I used the Natively Implemented Function(NIF) C ABI. This is a managed space outside the BEAM ie rustler which implements this binary interface and provides high level types in lovely rust.

In the Weeds

These subroutines are expected to be pre-emptively scheduled in <1ms and are appropriate for synchronous operations such as short CPU burst computations and custom data structures, you don’t want to copy around the runtime ala sorted set, so we don’t wait but exit early, here’s how making a thumbnail works:

# you can also read the binary from a network
# but let's keep it simple by reading from disk
{:ok, image} = Thumbelina.open("./path_to_image.jpg") 
width = 50.0
height = 50.0
destination = self()
Thumbelina.Internal.cast(:thumbnail, destination, image.bytes, image.extension, width, height)
iex(1) => :ok

This near instantly returns. Tokio first lazily inits on a single worker thread:

static TOKIO: Lazy<Runtime> = Lazy::new(|| {
    Builder::new_multi_thread()
        .worker_threads(1)
        .build()
        .expect("Thumbelina.Internal - no runtime!")
});

now we can start scheduling on the first invocation of this subroutine since there is no main macro to expand in this binary, this is afterall an embed that’s dynamically linked:

// Asynchronously spawn a green thread on one physical thread
// that's to be managed on the tokio runtime.
pub fn spawn<T>(task: T) -> JoinHandle<T::Output>
where
    T: Future + Send + 'static,
    T::Output: Send + 'static,
{
    TOKIO.spawn(task)
}

It gets busy in a seperate OS thread space unbeknownst to the BEAM and sends a message when it’s done to destination with a result, note that you can also do this without tokio with operating system threads, the worker looks like:

// move ownership of the smart pointer to the image binary 
// outside the lifetime of the NIF sync call
if let Some(buffer) = binary.to_owned() {
    let buffered_lock = Arc::new(RwLock::new(buffer));

    task::spawn(async move {
        let buffer = Arc::clone(&buffered_lock);
        let buffer = buffer.read().unwrap()
        let result = operation::perform(operation, width, height, extension, &buffer).unwrap();

        Ok(image) => env.send_and_clear(&pid, move |env| {
            Success {op: thumbelina::atoms::ok(), result} .encode(env)})
        });
}

in our local process which is self() here we should eventually get:

receive do
  {:ok, result} -> IO.inspect(result)
end

The magic of the BEAM is really in easy distributed networking, say we try to send over our destination as the pid of a process on a remote server – this seems possible because elixir/erlang has location transparency of pids/processes. However the NIF ABI is tightly coupled to the internals of the host’s runtime and behaviour and therefore only allows LocalPid. However it’s entirely possible to rebroadcast the result of this operation in a genserver.

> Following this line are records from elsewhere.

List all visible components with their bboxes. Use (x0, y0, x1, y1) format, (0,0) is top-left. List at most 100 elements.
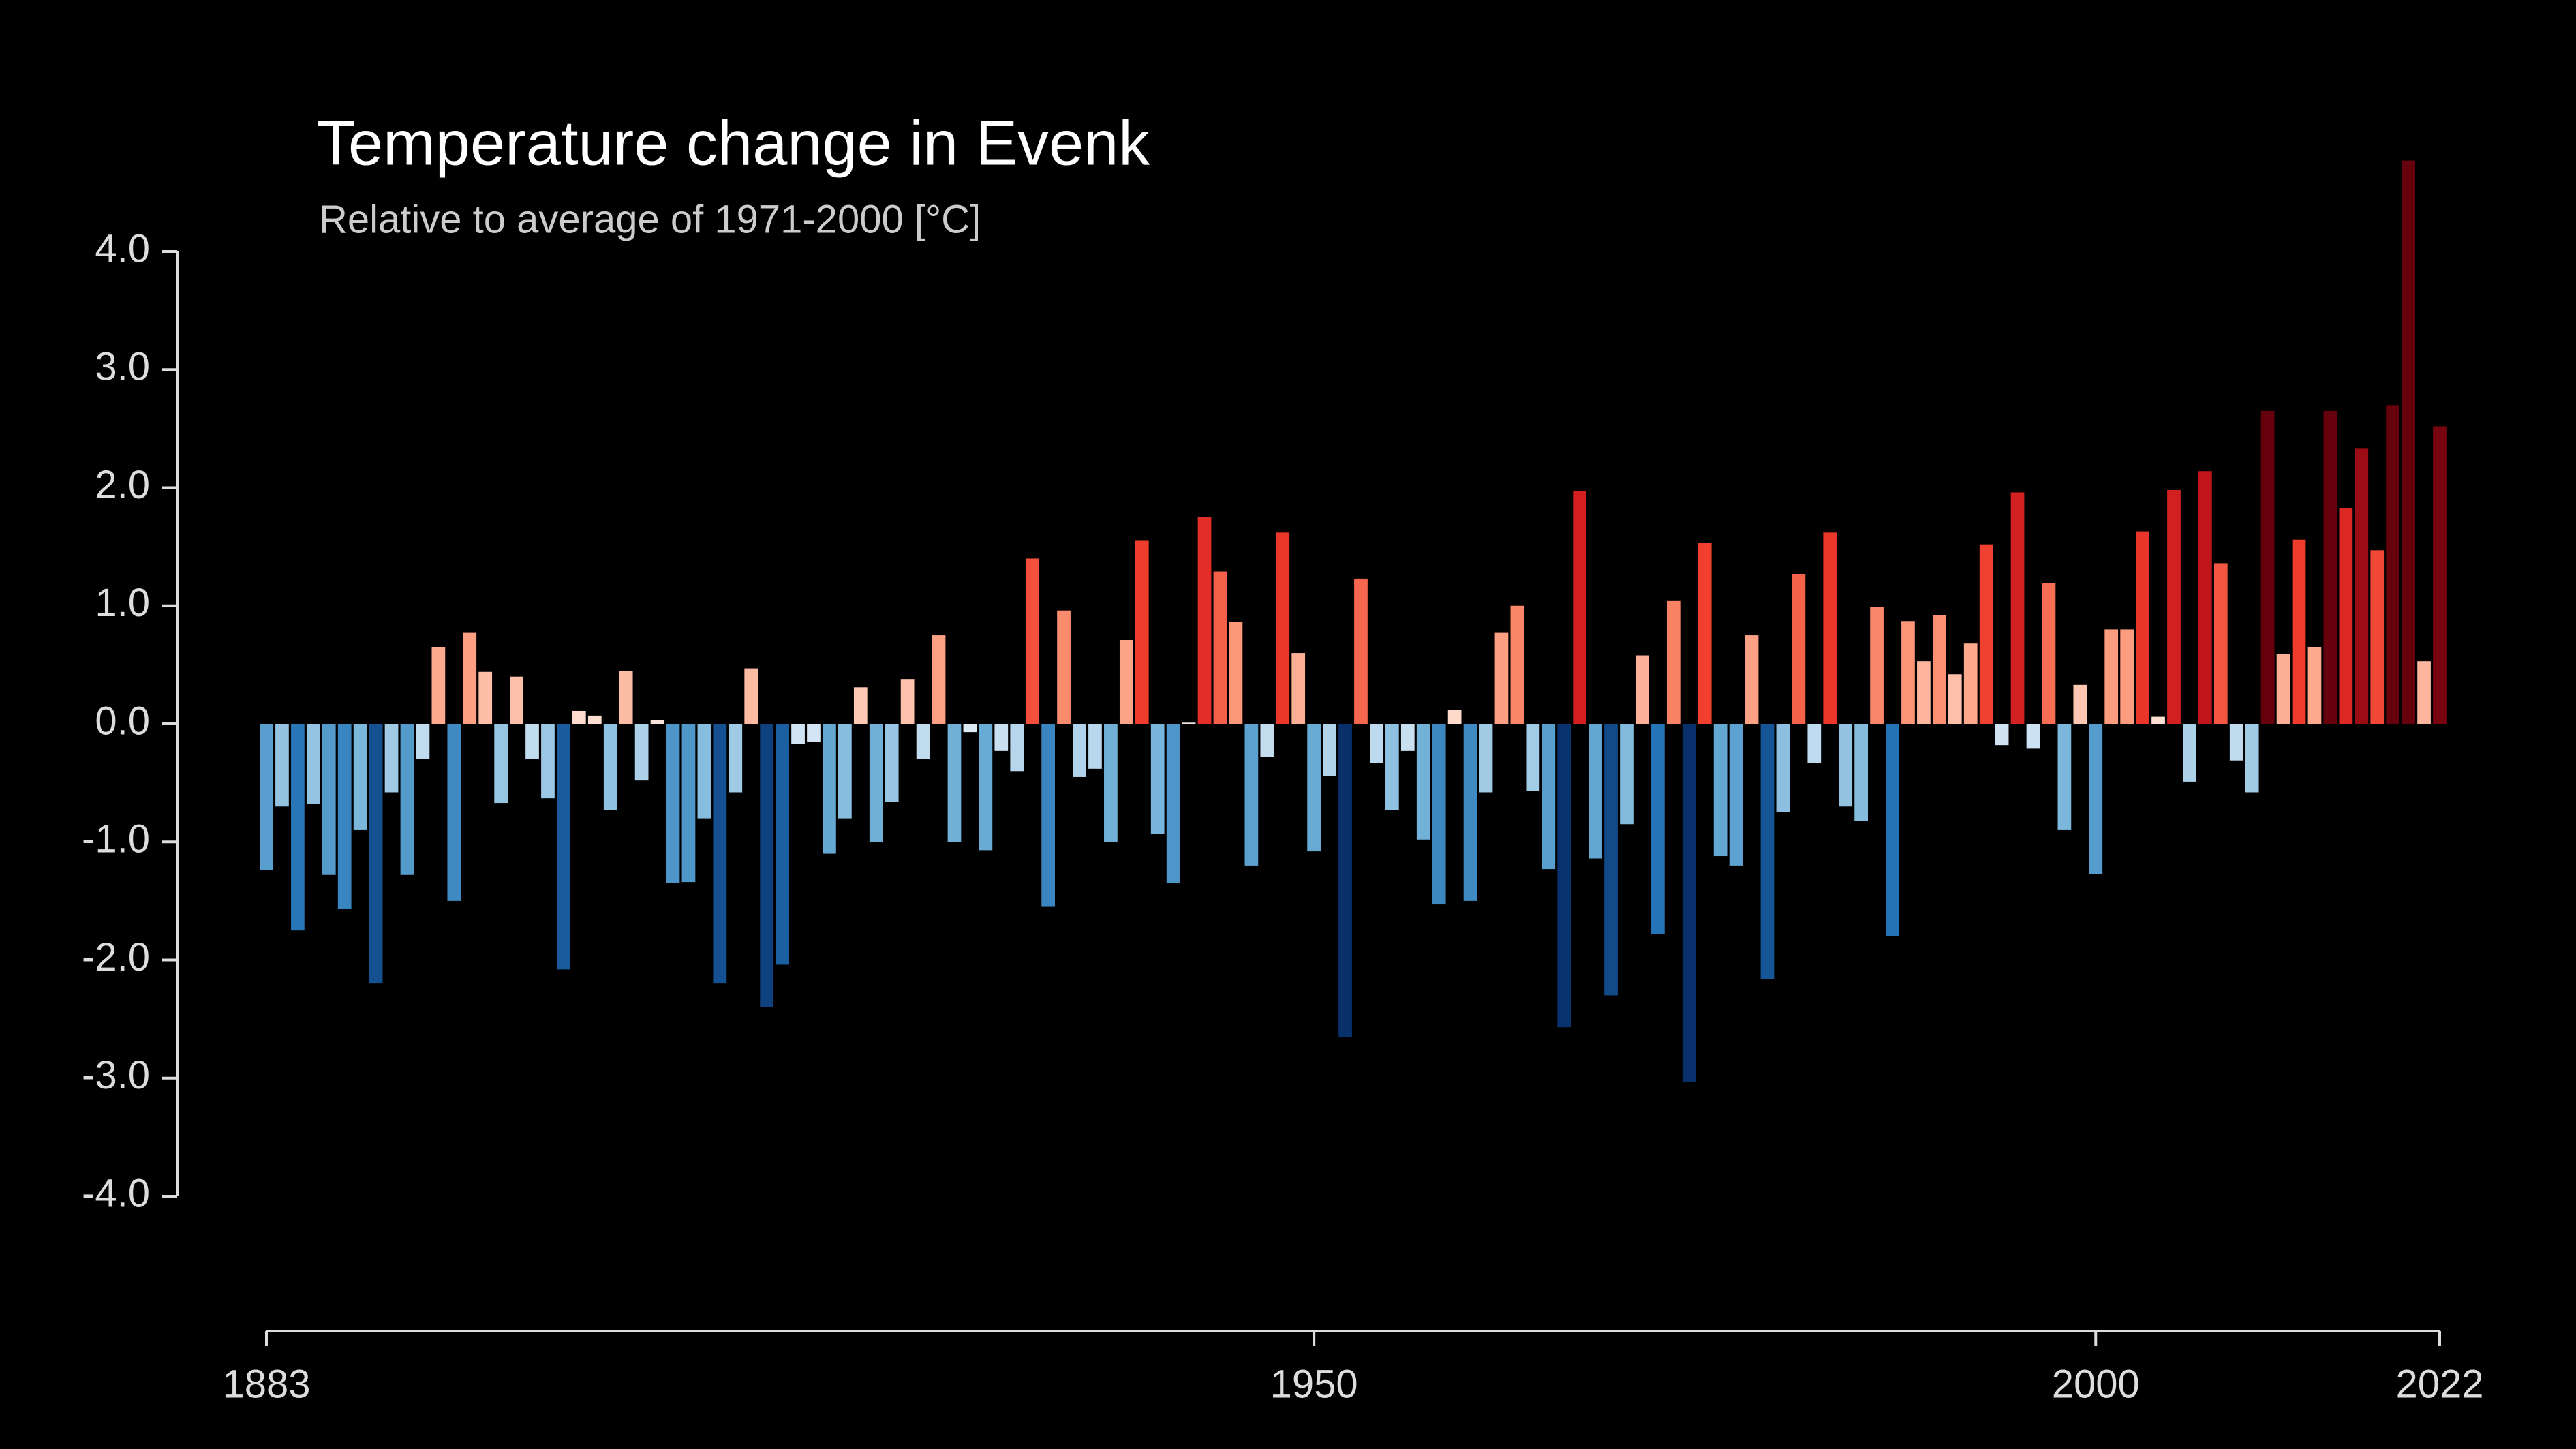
bar (1182, 722, 1196, 724)
bar (650, 720, 664, 724)
bar (1494, 632, 1509, 724)
bar (1463, 724, 1477, 901)
bar (1807, 724, 1822, 763)
bar (1823, 532, 1837, 724)
bar (2276, 654, 2290, 724)
bar (1323, 724, 1336, 776)
bar (2292, 539, 2306, 724)
bar (744, 668, 758, 724)
bar (729, 724, 743, 793)
bar (1057, 610, 1071, 724)
bar (587, 715, 602, 724)
bar (2245, 724, 2259, 793)
bar (478, 671, 493, 724)
y-tick-label: 1.0 (95, 581, 150, 625)
bar (1682, 724, 1696, 1082)
bar (1698, 543, 1712, 724)
y-tick-label: -1.0 (82, 817, 150, 861)
bar (1948, 674, 1962, 724)
bar (2417, 661, 2431, 724)
bar (823, 724, 836, 854)
y-tick-label: 0.0 (95, 699, 150, 743)
bar (1104, 724, 1118, 842)
bar (1510, 605, 1524, 724)
bar (1260, 724, 1274, 757)
bar (1229, 622, 1243, 724)
bar (2386, 405, 2400, 724)
bar (2307, 647, 2322, 724)
bar (1526, 724, 1540, 791)
bar (1776, 724, 1790, 812)
bar (963, 724, 977, 733)
bar (1244, 724, 1259, 866)
bar (1666, 600, 1681, 724)
bar (306, 724, 320, 804)
bar (1589, 724, 1602, 859)
bar (353, 724, 367, 830)
bar (1041, 724, 1055, 907)
bar (1150, 724, 1165, 834)
bar (1416, 724, 1430, 840)
bar (994, 724, 1009, 751)
bar (1354, 578, 1368, 724)
bar (1963, 643, 1978, 724)
bar (947, 724, 962, 842)
bar (2339, 507, 2353, 724)
bar (760, 724, 774, 1007)
bar (2355, 448, 2369, 724)
bar (557, 724, 570, 970)
bar (400, 724, 414, 875)
bar (275, 724, 289, 807)
bar (1901, 621, 1915, 724)
bar (1026, 558, 1040, 724)
bar (2042, 583, 2056, 724)
bar (2260, 410, 2275, 724)
bar (2323, 410, 2337, 724)
bar (1197, 517, 1212, 724)
bar (1088, 724, 1102, 769)
bar (1995, 724, 2009, 746)
bar (2057, 724, 2072, 830)
bar (791, 724, 805, 744)
bar (1839, 724, 1853, 807)
bar (603, 724, 617, 810)
y-tick-label: 3.0 (95, 345, 150, 389)
bar (1400, 724, 1415, 751)
bar (1854, 724, 1868, 821)
x-tick-label: 1950 (1270, 1362, 1358, 1406)
bar (2136, 531, 2149, 724)
bar (494, 724, 508, 804)
bar (885, 724, 899, 802)
bar (838, 724, 852, 819)
bar (2010, 492, 2025, 724)
bar (979, 724, 993, 851)
y-tick-label: -3.0 (82, 1053, 150, 1097)
bar (2198, 471, 2212, 724)
bar (666, 724, 680, 883)
bar (1870, 607, 1884, 724)
bar (2229, 724, 2243, 761)
bar (1291, 653, 1306, 724)
bar (1729, 724, 1743, 866)
bar (1917, 661, 1931, 724)
chart-title: Temperature change in Evenk (317, 108, 1150, 178)
bar (2402, 160, 2415, 724)
bar (2073, 684, 2087, 724)
chart-subtitle: Relative to average of 1971-2000 [°C] (319, 197, 981, 241)
bar (2120, 629, 2134, 724)
bar (776, 724, 789, 965)
bar (369, 724, 383, 984)
bar (447, 724, 461, 901)
bar (1307, 724, 1321, 852)
bar (1713, 724, 1728, 857)
bar (431, 647, 446, 724)
bar (1979, 544, 1993, 724)
x-tick-label: 2000 (2052, 1362, 2140, 1406)
bar (1432, 724, 1446, 905)
bar (1166, 724, 1180, 883)
bar (1620, 724, 1634, 825)
bar (1573, 491, 1587, 724)
bar (1886, 724, 1899, 936)
bar (681, 724, 696, 883)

GenServer.start_link(__MODULE__, [], name: {:global, __MODULE__})

This idea can perhaps be expanded on, maybe you want to model this in a producer-consumer pipeline? using GenStage?

[A] -> [B] -> [C]

A producer continually ingests data from data lake 
B producer consumer (process thumbnail using message passing)
C consumer await result out do stuff with output

You may be wondering doesn’t reading entire large bytes of images into memory lead to sudden spikes in memory? You’re right. I considered providing a stream/yeilding between the runtime and the C ABI but the cost/benefit doesn’t seem worth it.

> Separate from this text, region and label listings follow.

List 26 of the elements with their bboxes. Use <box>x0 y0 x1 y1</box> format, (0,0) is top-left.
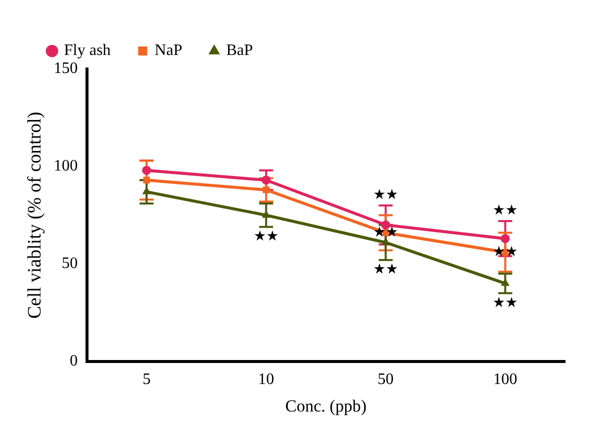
x-tick-label: 5 <box>142 371 151 388</box>
x-tick-label: 50 <box>378 371 394 388</box>
y-tick-label: 150 <box>54 60 78 78</box>
annotation: ★★ <box>492 202 518 219</box>
legend-label: Fly ash <box>64 42 111 60</box>
point <box>142 187 151 194</box>
annotation: ★★ <box>373 187 398 204</box>
legend-label: BaP <box>226 42 253 60</box>
annotation: ★★ <box>373 262 398 278</box>
x-tick-label: 100 <box>493 371 518 388</box>
y-axis-title: Cell viablity (% of control) <box>24 112 46 319</box>
y-tick-label: 50 <box>62 255 78 272</box>
point <box>262 176 271 185</box>
point <box>142 166 152 175</box>
point <box>262 186 270 194</box>
y-tick-label: 100 <box>54 158 78 175</box>
legend-label: NaP <box>154 42 182 60</box>
point <box>501 278 510 286</box>
annotation: ★★ <box>492 294 518 311</box>
annotation: ★★ <box>254 228 279 245</box>
point <box>262 210 270 218</box>
x-tick-label: 10 <box>258 371 274 388</box>
point <box>500 234 510 244</box>
y-tick-label: 0 <box>70 352 78 370</box>
point <box>143 176 150 184</box>
x-axis-title: Conc. (ppb) <box>285 396 367 416</box>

In theory by inheriting the complexity of owning such a system end to end you can really tune peformance by mixing and matching cool features. BEAM for simple concurrency and distributed networking and rust for it’s type system, low-level memory safety and speed. This is still true, but in practice this idea falls flat. The most value in this domain from being able to re-use bindings to highly optimised C/Rust libraries like Vix.

Going forward

I’m not sure I’m going to continue to expand on this idea, and will mostly be moving on. A nod to projects I think are interesting applications/usecases in the wild:

  1. wasmex - which provides a low-level interface to wasm/wasi via wasmtime.
  2. explorer which brings dataframe processing to elixir via polar-rs.
  3. Tigerbeetlex a database client, it’s pretty much the same ideas explained here but is written in zig, handles interacting with the C binary ABI and implements the TigerBeetle client spec by embedding the Zig client.